Scanning the Past: A History of Electrical Engineering from the Past
Submitted by Bob Morrison, Editor
Copyright 1995 IEEE. Reprinted with permission from the IEEE publication, “Scanning the Past” which covers a reprint of an article appearing in the Proceedings of the IEEE Vol. 83, No. 4, April 1995.
James K. Clapp
Sixty-five years ago this month, the PROCEEDINGS OF THE INSTITUTE OF RADIO ENGINEERS (IRE) included a paper on antenna-measuring instrumentation by James K. Clapp. At the time he was employed as an engineer with the General Radio Company of Cambridge, MA, where he spent most of his professional career.

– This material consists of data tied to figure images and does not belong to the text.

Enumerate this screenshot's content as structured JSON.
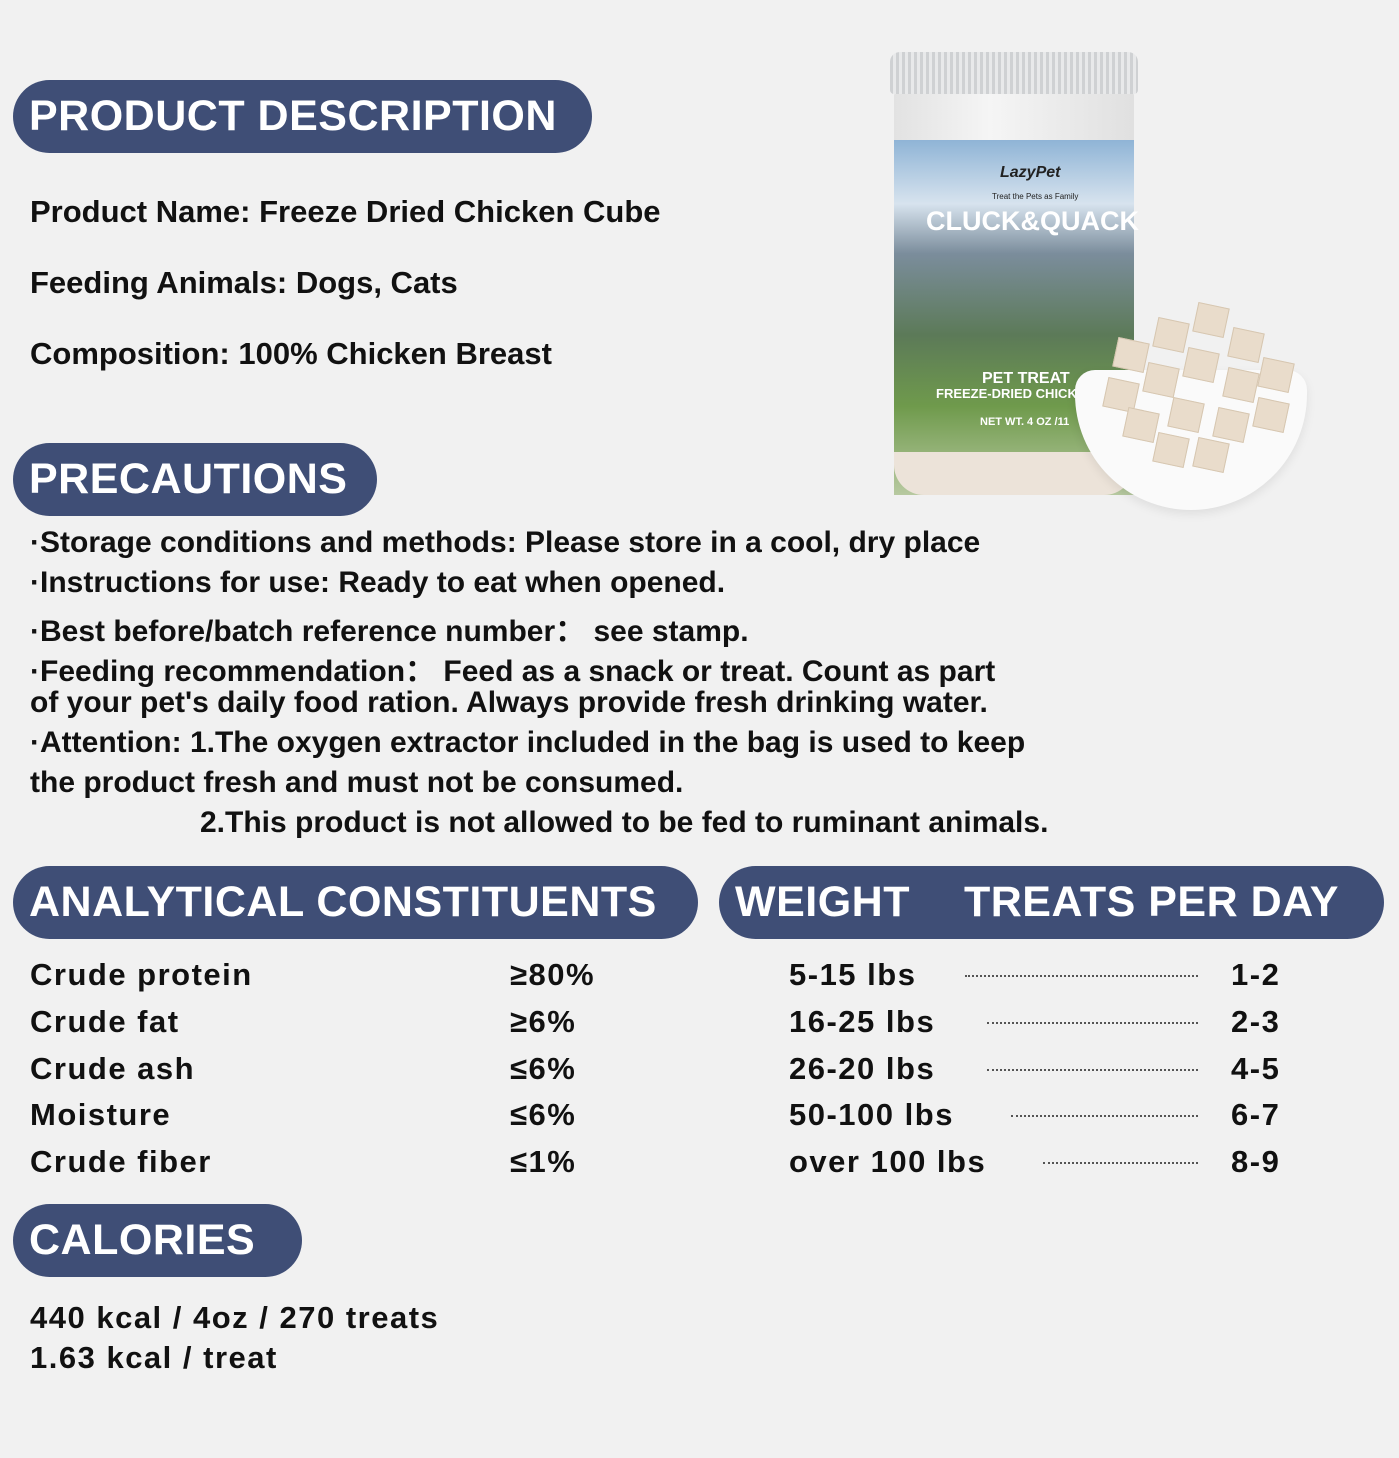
{
  "colors": {
    "accent": "#3f4e76",
    "background": "#f1f1f1"
  },
  "product_description": {
    "heading": "PRODUCT DESCRIPTION",
    "lines": [
      "Product Name: Freeze Dried Chicken Cube",
      "Feeding Animals: Dogs, Cats",
      "Composition: 100% Chicken Breast"
    ]
  },
  "product_image": {
    "brand": "LazyPet",
    "tagline": "Treat the Pets as Family",
    "product_line": "CLUCK&QUACK",
    "label_1": "PET TREAT",
    "label_2": "FREEZE-DRIED CHICK",
    "net_weight": "NET WT. 4 OZ /11"
  },
  "precautions": {
    "heading": "PRECAUTIONS",
    "lines": [
      "·Storage conditions and methods: Please store in a cool, dry place",
      "·Instructions for use: Ready to eat when opened.",
      "·Best before/batch reference number：  see stamp.",
      "·Feeding recommendation：  Feed as a snack or treat.    Count as part",
      "of your pet's daily food ration. Always provide fresh drinking water.",
      "·Attention: 1.The oxygen extractor included in the bag is used to keep",
      "the product fresh and must not be consumed.",
      "2.This product is not allowed to be fed to ruminant animals."
    ]
  },
  "analytical": {
    "heading": "ANALYTICAL CONSTITUENTS",
    "rows": [
      {
        "name": "Crude protein",
        "value": "≥80%"
      },
      {
        "name": "Crude fat",
        "value": "≥6%"
      },
      {
        "name": "Crude ash",
        "value": "≤6%"
      },
      {
        "name": "Moisture",
        "value": "≤6%"
      },
      {
        "name": "Crude fiber",
        "value": "≤1%"
      }
    ]
  },
  "feeding": {
    "heading_weight": "WEIGHT",
    "heading_treats": "TREATS PER DAY",
    "rows": [
      {
        "weight": "5-15 lbs",
        "treats": "1-2"
      },
      {
        "weight": "16-25 lbs",
        "treats": "2-3"
      },
      {
        "weight": "26-20 lbs",
        "treats": "4-5"
      },
      {
        "weight": "50-100 lbs",
        "treats": "6-7"
      },
      {
        "weight": "over 100 lbs",
        "treats": "8-9"
      }
    ]
  },
  "calories": {
    "heading": "CALORIES",
    "lines": [
      "440 kcal / 4oz / 270 treats",
      "1.63 kcal / treat"
    ]
  }
}
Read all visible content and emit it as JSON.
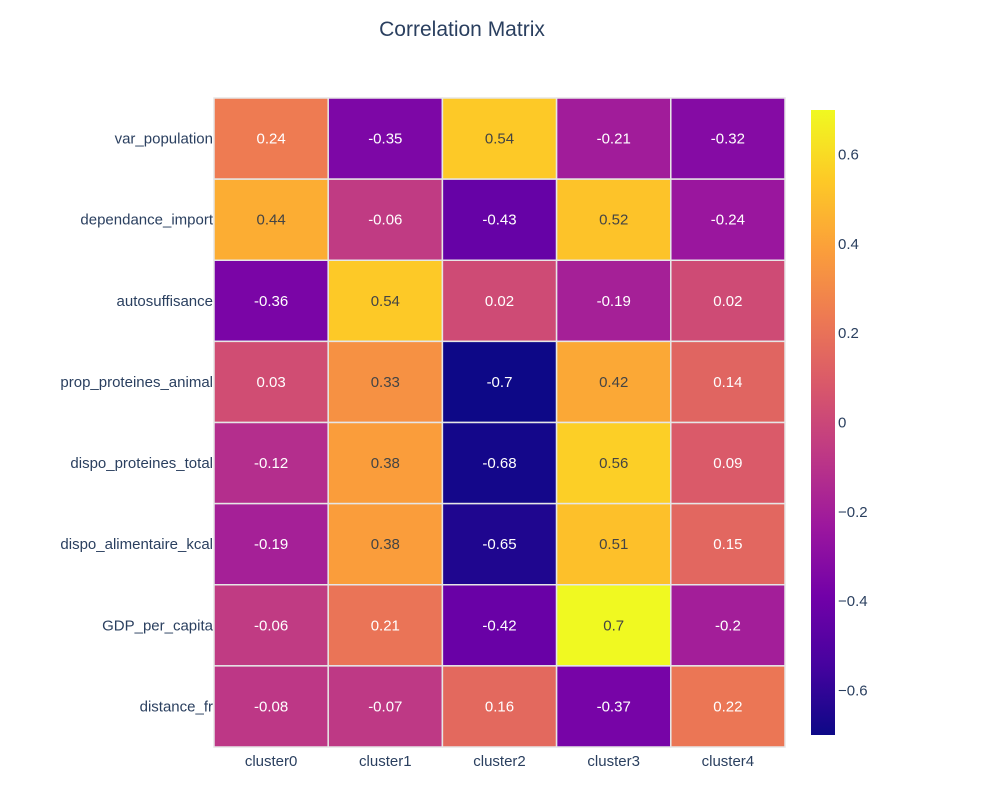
{
  "chart_data": {
    "type": "heatmap",
    "title": "Correlation Matrix",
    "x_categories": [
      "cluster0",
      "cluster1",
      "cluster2",
      "cluster3",
      "cluster4"
    ],
    "y_categories": [
      "var_population",
      "dependance_import",
      "autosuffisance",
      "prop_proteines_animal",
      "dispo_proteines_total",
      "dispo_alimentaire_kcal",
      "GDP_per_capita",
      "distance_fr"
    ],
    "values": [
      [
        0.24,
        -0.35,
        0.54,
        -0.21,
        -0.32
      ],
      [
        0.44,
        -0.06,
        -0.43,
        0.52,
        -0.24
      ],
      [
        -0.36,
        0.54,
        0.02,
        -0.19,
        0.02
      ],
      [
        0.03,
        0.33,
        -0.7,
        0.42,
        0.14
      ],
      [
        -0.12,
        0.38,
        -0.68,
        0.56,
        0.09
      ],
      [
        -0.19,
        0.38,
        -0.65,
        0.51,
        0.15
      ],
      [
        -0.06,
        0.21,
        -0.42,
        0.7,
        -0.2
      ],
      [
        -0.08,
        -0.07,
        0.16,
        -0.37,
        0.22
      ]
    ],
    "value_labels": [
      [
        "0.24",
        "-0.35",
        "0.54",
        "-0.21",
        "-0.32"
      ],
      [
        "0.44",
        "-0.06",
        "-0.43",
        "0.52",
        "-0.24"
      ],
      [
        "-0.36",
        "0.54",
        "0.02",
        "-0.19",
        "0.02"
      ],
      [
        "0.03",
        "0.33",
        "-0.7",
        "0.42",
        "0.14"
      ],
      [
        "-0.12",
        "0.38",
        "-0.68",
        "0.56",
        "0.09"
      ],
      [
        "-0.19",
        "0.38",
        "-0.65",
        "0.51",
        "0.15"
      ],
      [
        "-0.06",
        "0.21",
        "-0.42",
        "0.7",
        "-0.2"
      ],
      [
        "-0.08",
        "-0.07",
        "0.16",
        "-0.37",
        "0.22"
      ]
    ],
    "zmin": -0.7,
    "zmax": 0.7,
    "colorscale": [
      "#0d0887",
      "#46039f",
      "#7201a8",
      "#9c179e",
      "#bd3786",
      "#d8576b",
      "#ed7953",
      "#fb9f3a",
      "#fdca26",
      "#f0f921"
    ],
    "colorbar": {
      "ticks": [
        0.6,
        0.4,
        0.2,
        0,
        -0.2,
        -0.4,
        -0.6
      ],
      "tick_labels": [
        "0.6",
        "0.4",
        "0.2",
        "0",
        "−0.2",
        "−0.4",
        "−0.6"
      ]
    },
    "text_color_light": "#ffffff",
    "text_color_dark": "#444444",
    "grid": false,
    "legend": "colorbar-right"
  }
}
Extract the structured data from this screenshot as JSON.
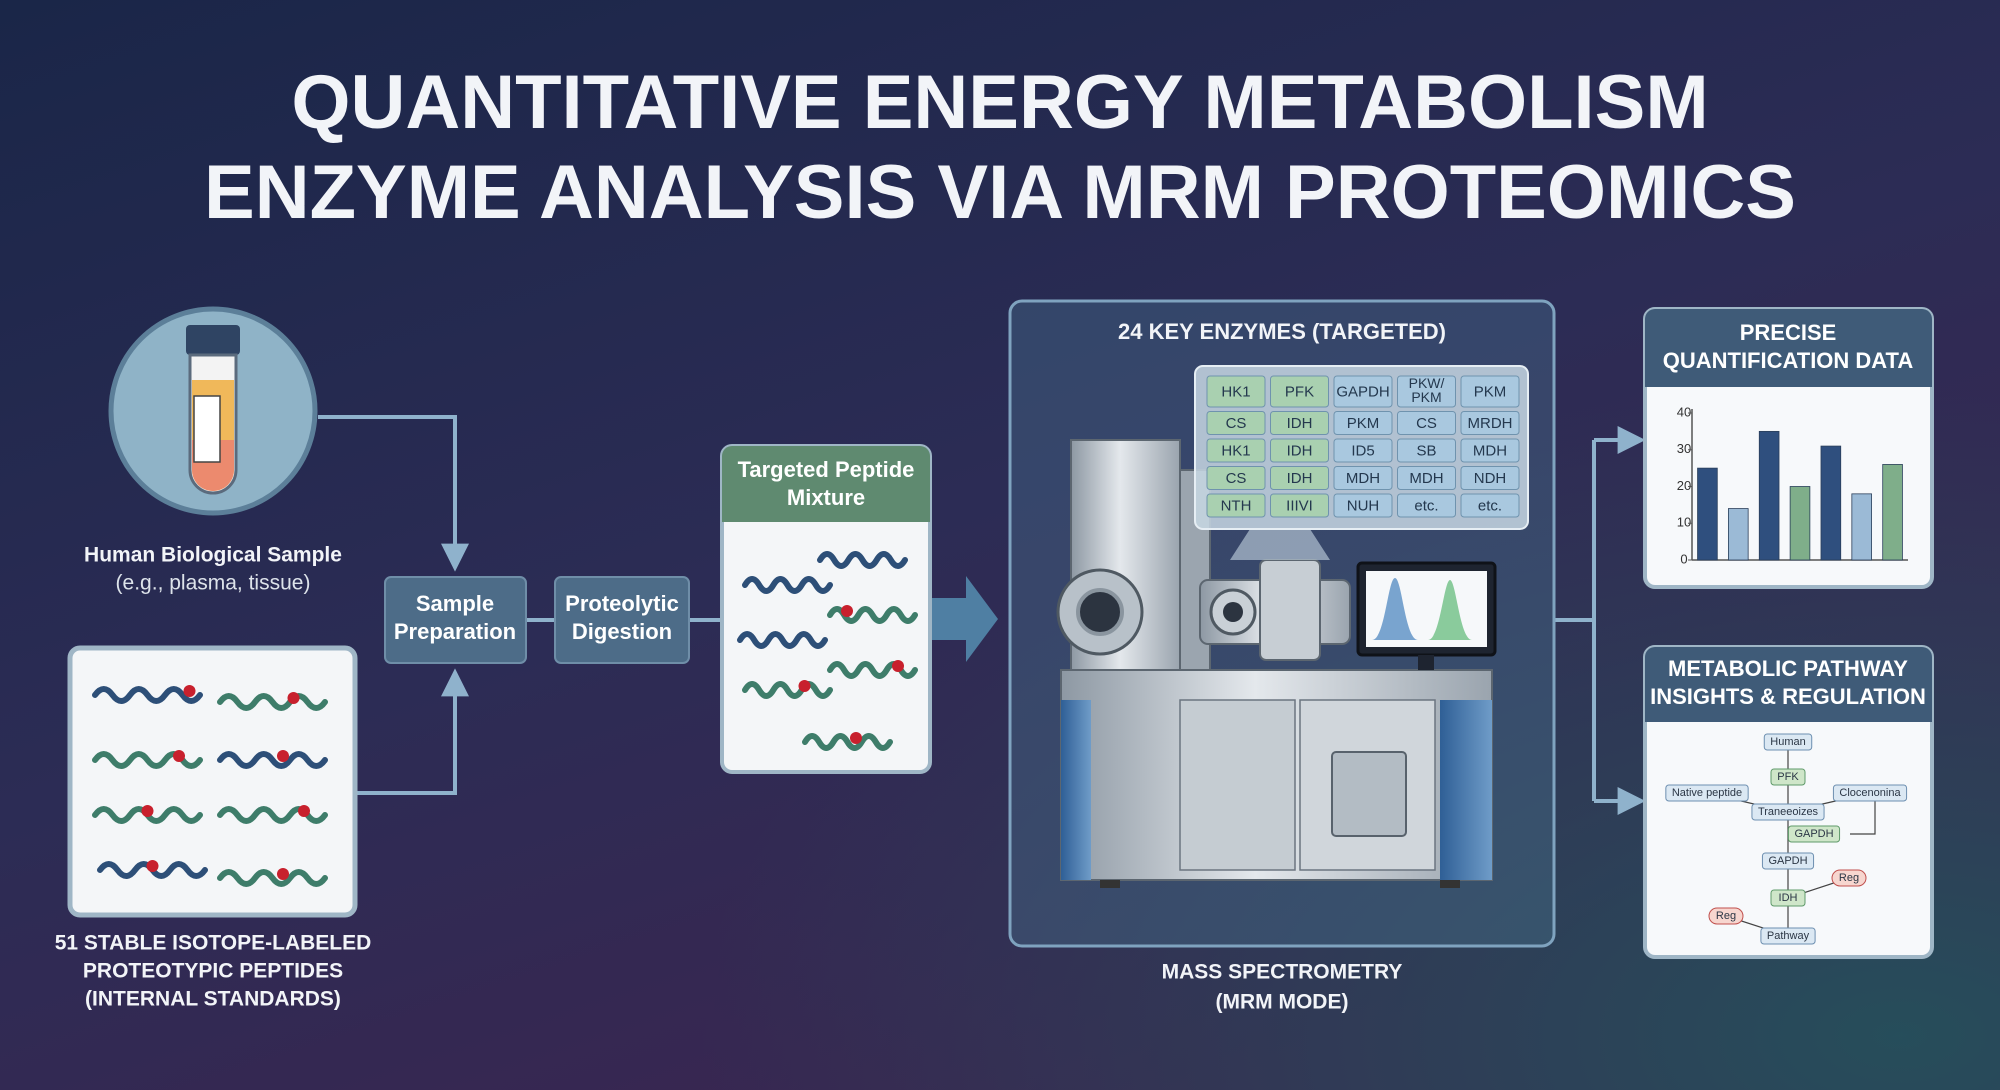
{
  "title": [
    "QUANTITATIVE ENERGY METABOLISM",
    "ENZYME ANALYSIS VIA MRM PROTEOMICS"
  ],
  "sample": {
    "label": "Human Biological Sample",
    "note": "(e.g., plasma, tissue)"
  },
  "standards": {
    "label": [
      "51 STABLE ISOTOPE-LABELED",
      "PROTEOTYPIC PEPTIDES",
      "(INTERNAL STANDARDS)"
    ]
  },
  "steps": [
    [
      "Sample",
      "Preparation"
    ],
    [
      "Proteolytic",
      "Digestion"
    ]
  ],
  "mixture": {
    "title": [
      "Targeted Peptide",
      "Mixture"
    ]
  },
  "ms": {
    "title": "24 KEY ENZYMES (TARGETED)",
    "enzymes": [
      [
        "HK1",
        "PFK",
        "GAPDH",
        [
          "PKW/",
          "PKM"
        ],
        "PKM"
      ],
      [
        "CS",
        "IDH",
        "PKM",
        "CS",
        "MRDH"
      ],
      [
        "HK1",
        "IDH",
        "ID5",
        "SB",
        "MDH"
      ],
      [
        "CS",
        "IDH",
        "MDH",
        "MDH",
        "NDH"
      ],
      [
        "NTH",
        "IIIVI",
        "NUH",
        "etc.",
        "etc."
      ]
    ],
    "caption": [
      "MASS SPECTROMETRY",
      "(MRM MODE)"
    ]
  },
  "quant": {
    "title": [
      "PRECISE",
      "QUANTIFICATION DATA"
    ],
    "chart": {
      "type": "bar",
      "values": [
        25,
        14,
        35,
        20,
        31,
        18,
        26
      ],
      "colors": [
        "#2f4f7e",
        "#9bbad6",
        "#2f4f7e",
        "#7fae8a",
        "#2f4f7e",
        "#9bbad6",
        "#7fae8a"
      ],
      "ylim": [
        0,
        40
      ],
      "yticks": [
        0,
        10,
        20,
        30,
        40
      ]
    }
  },
  "pathway": {
    "title": [
      "METABOLIC PATHWAY",
      "INSIGHTS & REGULATION"
    ],
    "nodes": [
      "Human",
      "PFK",
      "Native peptide",
      "Clocenonina",
      "Traneeoizes",
      "GAPDH",
      "GAPDH",
      "Reg",
      "IDH",
      "Reg",
      "Pathway"
    ]
  }
}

Clapp was born in December 1897 in Denver, CO. He worked for the American Marconi Wireless Telegraph Company during 1914-1916. He served in the United States Navy from 1917 to 1919 and worked briefly for the Radio Corporation of America in 1920. He graduated with a degree in electrical engineering from the Massachusetts institute of Technology (MIT) in 1923 and earned an M.S. at MIT in 1926. He taught communications engineering at MIT from 1923-1928. Also, he served as radio editor for the Boston Evening Transcript and as chief engineer of the newspaper’s radio broadcasting station. In 1928 he joined the engineering staff of the General Radio Company and the following year published a Proceedings paper on short-wave radio experiments. One of his first assignments at General Radio was to develop a commercial quartz crystal frequency standard.